Hello,
I’m trying to develop a kernel driver to add a 3 or 4 SDT entry. All books or blog posts that I read about this topic describe the SDT like this:
I’m using the the function “KeAddSystemServiceTable”:
KeAddSystemServiceTable (
IN PULONG_PTR Base,
IN PULONG Count [OPTIONAL],
IN ULONG Limit,
IN PULONG Arguments,
IN ULONG Index)
I did not manage to add another entry. So I looked at the function in windbg and saw that it is no more capable to add additional SDT entries in Windows 7.
Is this correct and does the SDT still has 4 fields?
Is the a another finction to add SDT entries?
I’m still quite new in this area, can anyone give me a hint how i can revers the SDT struct (not how i revers a struct just e.g. which function i shoud look at)?
Support for multiple System Service Tables has changed, been added and removed, across versions of Windows since the initial release of Windows NT. In all that time, it’s never been documented.
OK, let me help: What is the overall goal you are trying to reach? What problem are you trying to solve. Adding your own System Service Table is unlikely to be the correct answer to ANYTHING you want to be doing. Seriously.
Let us help you do whatever it is you need to do the RIGHT way instead.
Hi,
I understand. I’m a student so my overall goal is education.
I have already noted that nearly everything I’m currently interested in is not documented and when I run my research the answers are mostly outdated. What leads me to the point. That I have to acquire the ability to work out these things by my own. So what I’m doing. I develop drivers which make small changes to the system too understand how things work.
So the overall problem I’m trying to solve is, close the gap between what I know and what is currently there. Currently I look at the system call mechanism (specifically SSDT, SDT etc.). In this context, I have hooked some service routines in the SSDT or added some service routines to the SSDT and ntdll etc… So in terms of driver development there is no concrete goal. it’s all about education and improving skills.
It is not only about adding something to SDT. Its more to understand why I can not add something to SDT and how I can answer this question by myself in future.
The syscall is just some assembler prolog/epilog code, calling the SSDT entry. The prolog sets up the kernel stack and things like EBP, the epilog deals with exception/APC handling (“exception handling done” and “APC done” paths).

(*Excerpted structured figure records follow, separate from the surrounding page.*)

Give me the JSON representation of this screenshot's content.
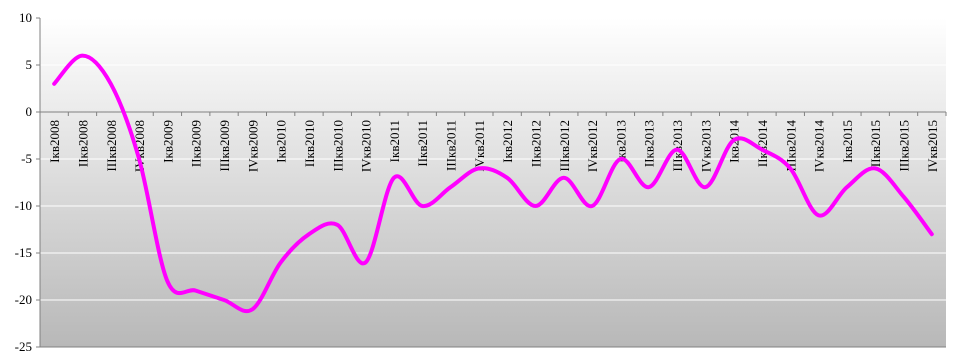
{
  "chart_data": {
    "type": "line",
    "title": "",
    "xlabel": "",
    "ylabel": "",
    "ylim": [
      -25,
      10
    ],
    "yticks": [
      10,
      5,
      0,
      -5,
      -10,
      -15,
      -20,
      -25
    ],
    "grid": true,
    "legend": "none",
    "colors": {
      "line": "#FF00FF",
      "plot_bg_top": "#FFFFFF",
      "plot_bg_bottom": "#B8B8B8",
      "grid": "#FFFFFF",
      "axis": "#808080"
    },
    "categories": [
      "Iкв2008",
      "IIкв2008",
      "IIIкв2008",
      "IVкв2008",
      "Iкв2009",
      "IIкв2009",
      "IIIкв2009",
      "IVкв2009",
      "Iкв2010",
      "IIкв2010",
      "IIIкв2010",
      "IVкв2010",
      "Iкв2011",
      "IIкв2011",
      "IIIкв2011",
      "IVкв2011",
      "Iкв2012",
      "IIкв2012",
      "IIIкв2012",
      "IVкв2012",
      "Iкв2013",
      "IIкв2013",
      "IIIкв2013",
      "IVкв2013",
      "Iкв2014",
      "IIкв2014",
      "IIIкв2014",
      "IVкв2014",
      "Iкв2015",
      "IIкв2015",
      "IIIкв2015",
      "IVкв2015"
    ],
    "series": [
      {
        "values": [
          3,
          6,
          3,
          -5,
          -18,
          -19,
          -20,
          -21,
          -16,
          -13,
          -12,
          -16,
          -7,
          -10,
          -8,
          -6,
          -7,
          -10,
          -7,
          -10,
          -5,
          -8,
          -4,
          -8,
          -3,
          -4,
          -6,
          -11,
          -8,
          -6,
          -9,
          -13
        ]
      }
    ]
  }
}
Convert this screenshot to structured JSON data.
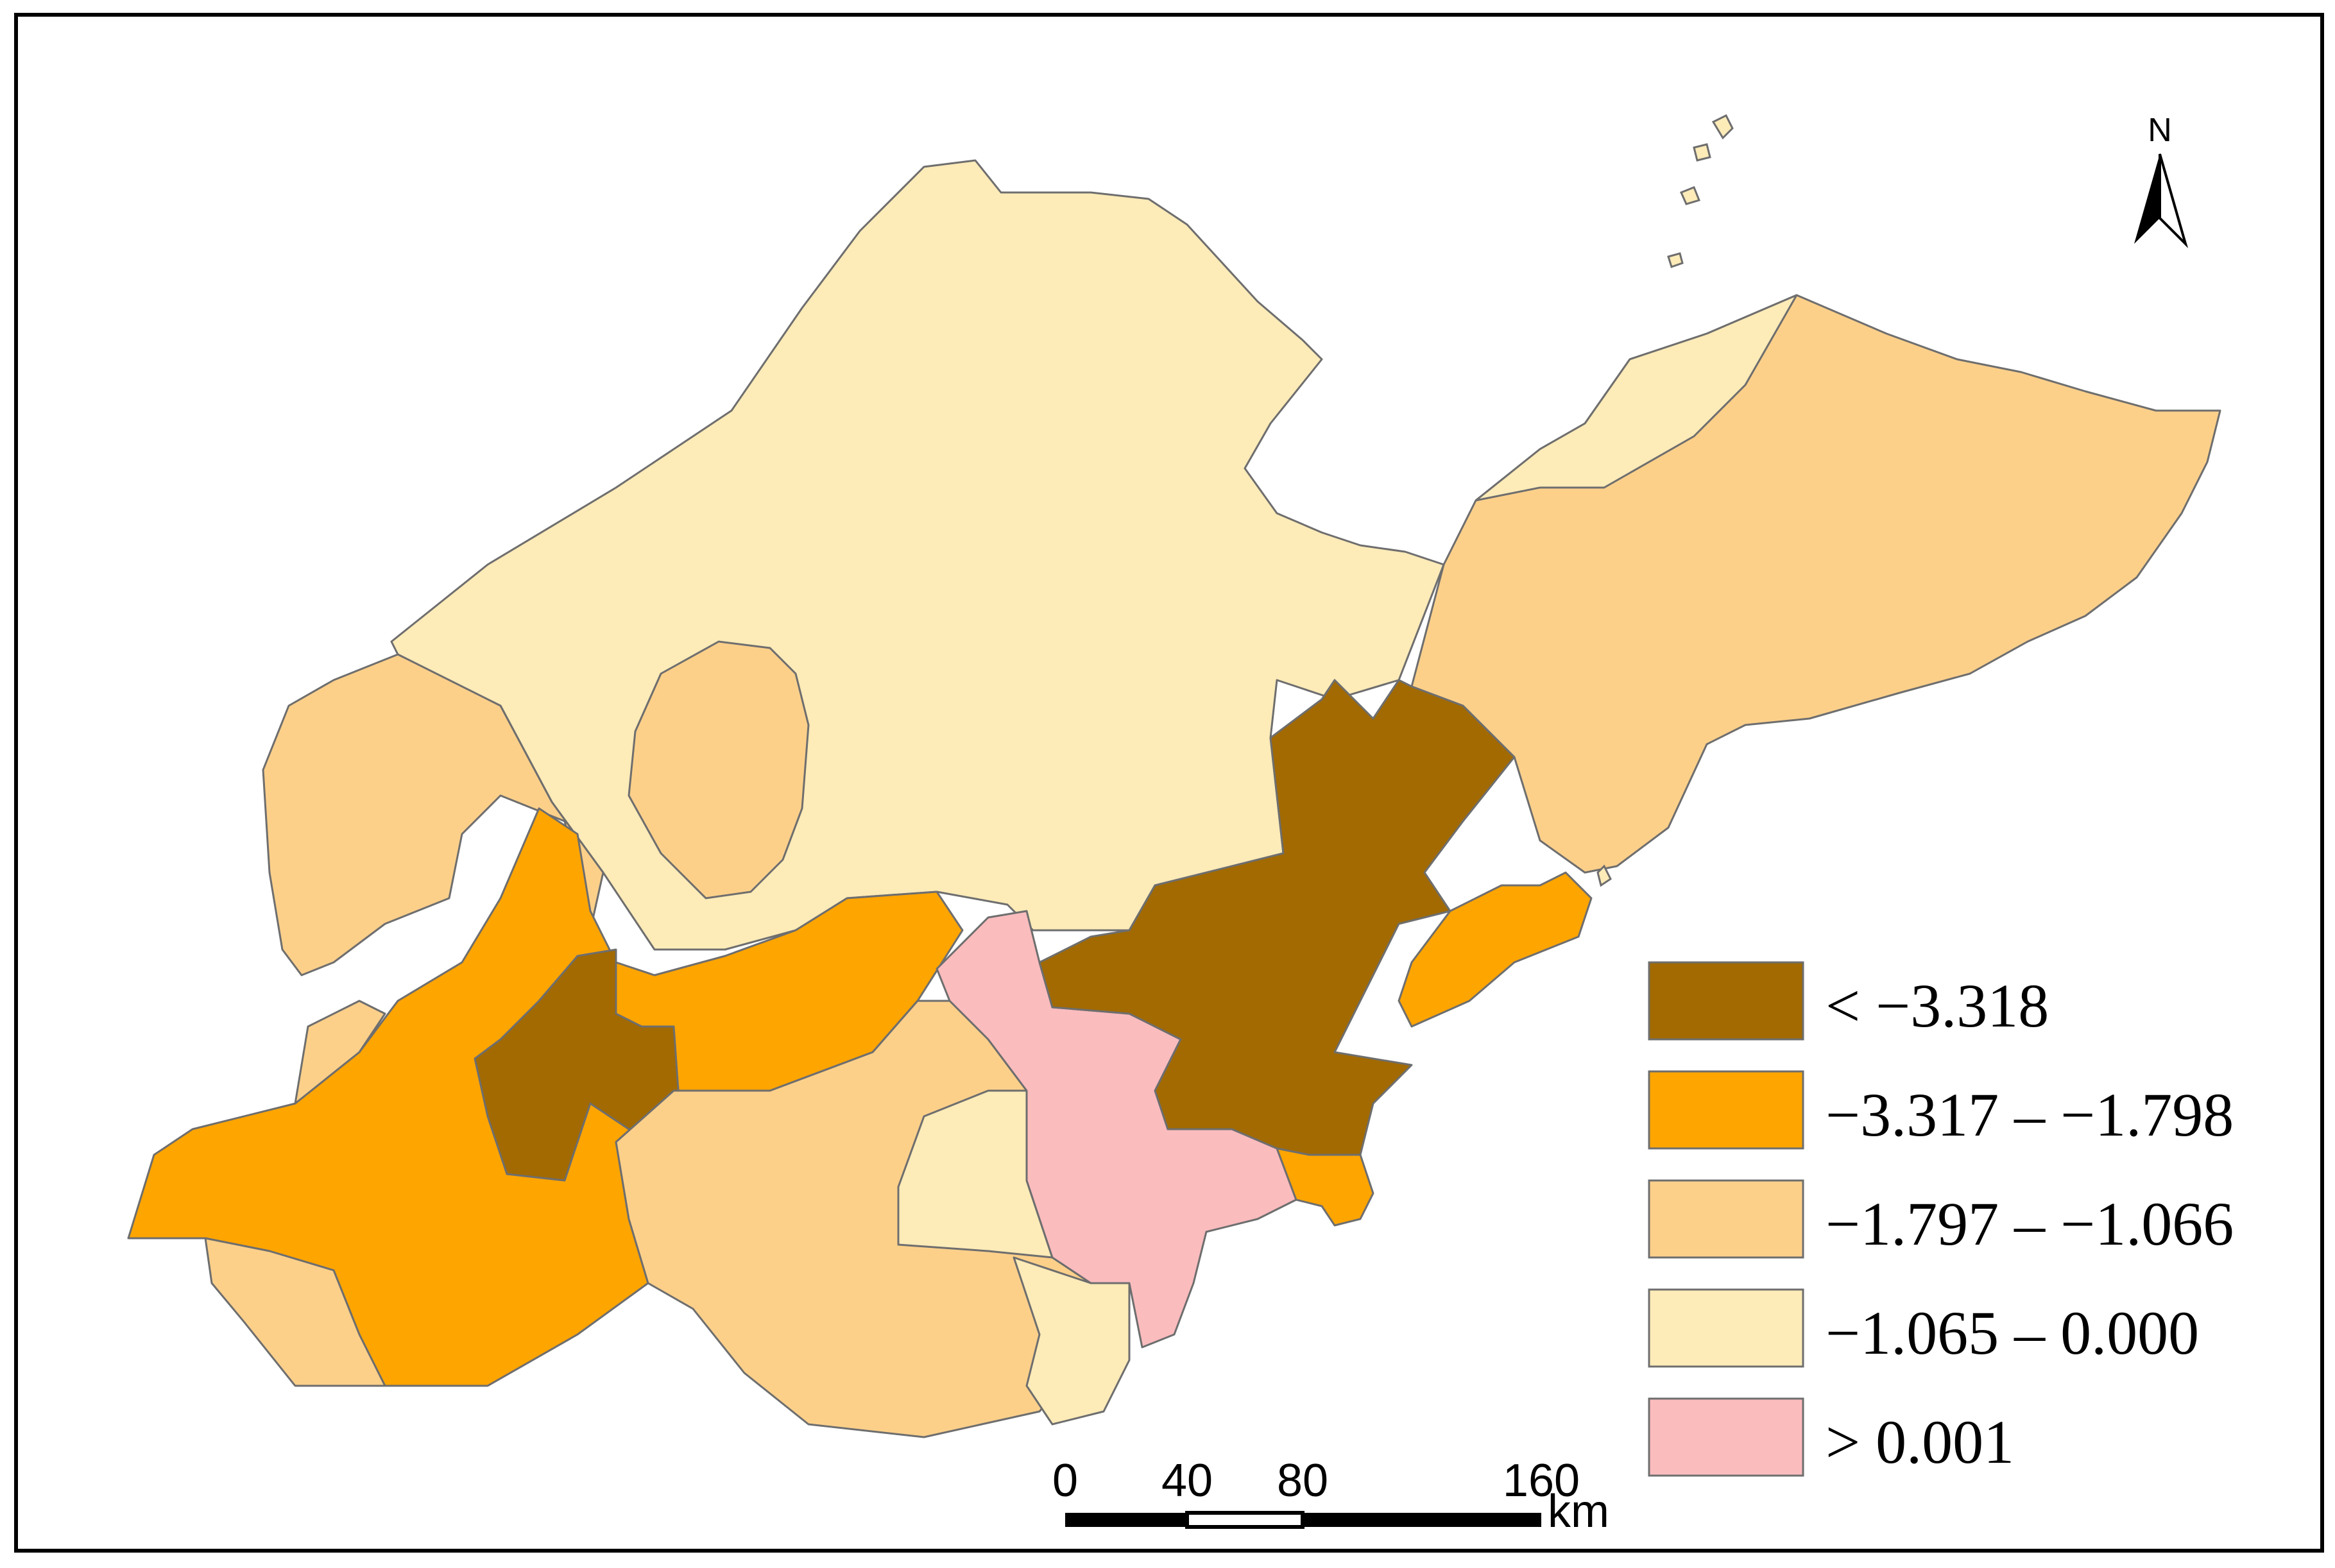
{
  "legend": {
    "classes": [
      {
        "label": "< −3.318",
        "color": "#a26a00"
      },
      {
        "label": "−3.317 – −1.798",
        "color": "#ffa500"
      },
      {
        "label": "−1.797 – −1.066",
        "color": "#fdd08a"
      },
      {
        "label": "−1.065 – 0.000",
        "color": "#fdebb8"
      },
      {
        "label": "> 0.001",
        "color": "#fbbcbe"
      }
    ]
  },
  "scale_bar": {
    "ticks": [
      "0",
      "40",
      "80",
      "160"
    ],
    "unit": "km"
  },
  "north_arrow": {
    "label": "N"
  },
  "colors": {
    "outline": "#6e6e6e",
    "frame": "#000000"
  }
}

It is not only about adding something to SDT. Its more to understand why I can not add something to
SDT and how I can answer this question by myself in future.
Because MS has implemented special counter-measures in the kernel to prevent this, which are especially evolved in Win10 and future Srv2016.
I *wish* you had started your question with this statement. Then I would have known not to bother answering you. I *personally* view the point of this list as helping practicing system software developers, not providing students with a shortcut to completing their homework assignments. Not everyone here agrees with my view, and hence… we get student questions quite a bit.
But be that as it may…
[quote]
Its more to understand why I can
not add something to SDT and how I can answer this question by myself in future.
[quote]
When NT was first written the ability to add system services was one of the two ways that third parties could extend the operating system. The other way was via the interface provided by the I/O Manager (that is, by writing a driver).
You can’t add an additional system service descriptor table because the code in Windows prohibits it. It’s basically an outdated feature. It was a feature that was created in a “more naive time”… before security was a major concern (believe it or not, there WAS such a time)… to facilitate some specific features of (then) Windows NT. Those issues were how to dynamically add OS Emulation Subsystems without changing the underlying Executive/Kernel/HAL.
I’m not going to lock this thread (yet), in case anybody else wishes to share some wisdom.